Sebagaimana dijelaskan dalam dokumen resmi Bappenas (2024), Indeks Desa disusun untuk mendukung RPJPN 2025–2045 dan SDGs Desa. Hal ini membedakannya dari IDM yang lebih bersifat sektoral.
Enam Pilar Pembangunan Desa
Indeks Desa memiliki enam dimensi utama. Setiap dimensi mewakili elemen penting dalam kehidupan masyarakat desa dan saling terkait dalam menciptakan desa yang berdaya dan tangguh.

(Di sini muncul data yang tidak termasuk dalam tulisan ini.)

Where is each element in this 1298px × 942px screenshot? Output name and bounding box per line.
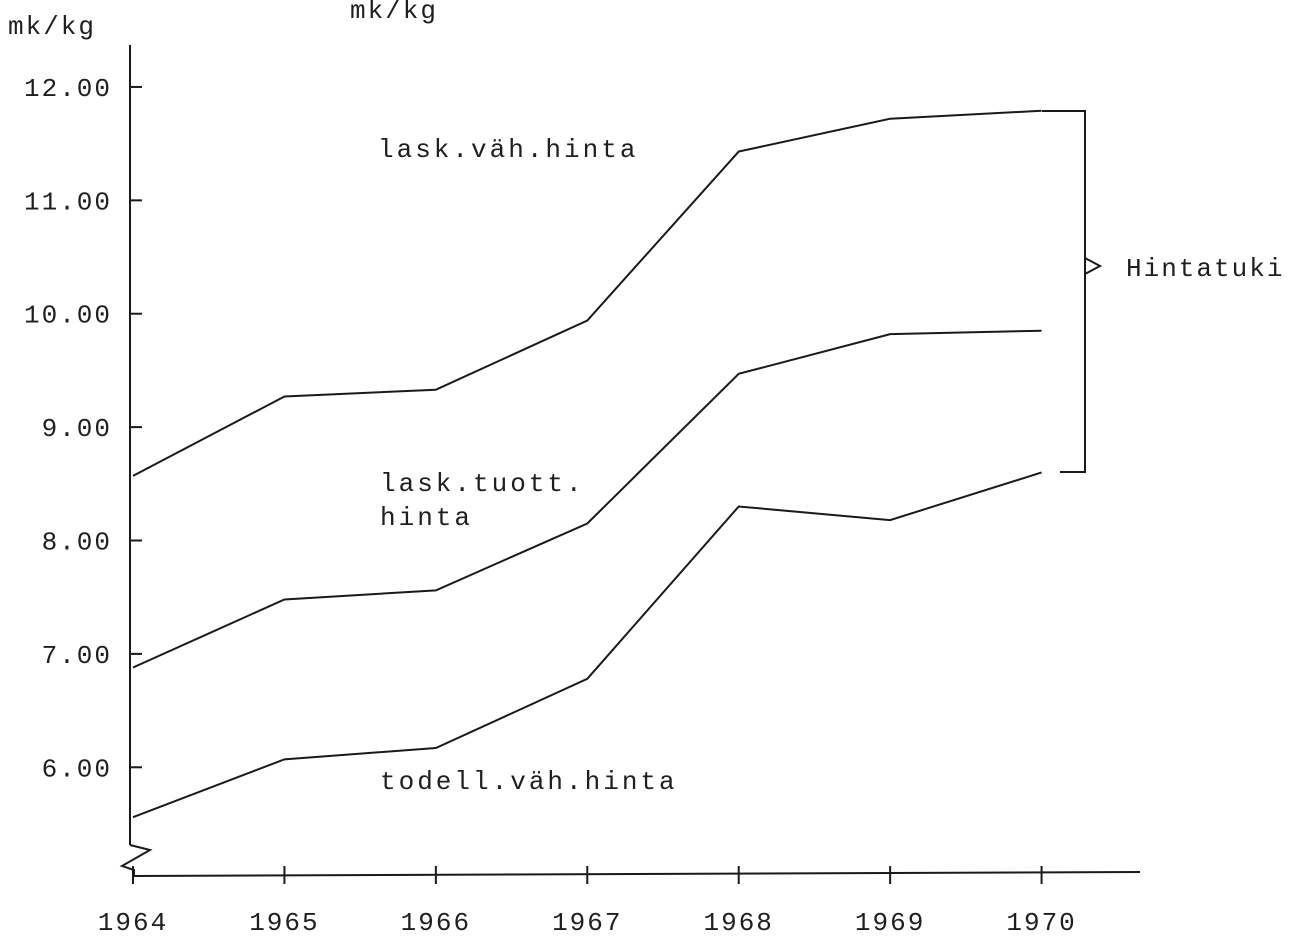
y-axis-label: mk/kg: [8, 12, 96, 42]
series-line: [132, 109, 1042, 477]
x-tick-label: 1966: [401, 908, 471, 938]
annotation: Hintatuki: [1126, 254, 1284, 284]
x-tick-label: 1964: [98, 908, 168, 938]
bracket-point: [1084, 257, 1103, 275]
y-tick-label: 6.00: [42, 754, 112, 784]
series-line: [132, 471, 1042, 819]
x-axis: [133, 871, 1141, 877]
annotation: mk/kg: [350, 0, 438, 26]
y-tick-label: 10.00: [24, 301, 112, 331]
y-tick-label: 9.00: [42, 414, 112, 444]
series-label: lask.tuott. hinta: [380, 469, 585, 533]
x-tick-label: 1970: [1006, 908, 1076, 938]
series-line: [132, 329, 1042, 669]
y-tick-label: 11.00: [24, 187, 112, 217]
y-tick-label: 12.00: [24, 74, 112, 104]
series-label: lask.väh.hinta: [378, 135, 639, 165]
series-label: todell.väh.hinta: [380, 767, 678, 797]
x-tick-label: 1968: [704, 908, 774, 938]
y-tick-label: 8.00: [42, 528, 112, 558]
x-tick-label: 1967: [552, 908, 622, 938]
bracket: [1042, 110, 1086, 473]
y-tick-label: 7.00: [42, 641, 112, 671]
axis-break: [119, 844, 153, 876]
x-tick-label: 1965: [249, 908, 319, 938]
x-tick-label: 1969: [855, 908, 925, 938]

Dimensi pertama adalah Layanan Dasar, yang mencakup akses terhadap pendidikan, kesehatan, air bersih, dan sanitasi. Ini menjadi fondasi kualitas hidup warga.
Dimensi kedua adalah Sosial, yang mengukur kekuatan relasi antarwarga, modal sosial, keamanan, serta toleransi sosial. Dimensi ini menjadi cerminan keharmonisan desa.
Dimensi ketiga adalah Ekonomi, yang memotret aktivitas ekonomi, keberadaan usaha lokal, dan lapangan kerja. Ini menunjukkan sejauh mana desa mampu bertahan secara finansial.
Keempat, Lingkungan, yang meliputi pengelolaan sumber daya alam, adaptasi terhadap perubahan iklim, dan kesiapsiagaan bencana.
Kelima adalah Aksesibilitas, yang mengukur keterhubungan desa dengan wilayah lain, baik melalui jalan, transportasi, maupun jaringan digital.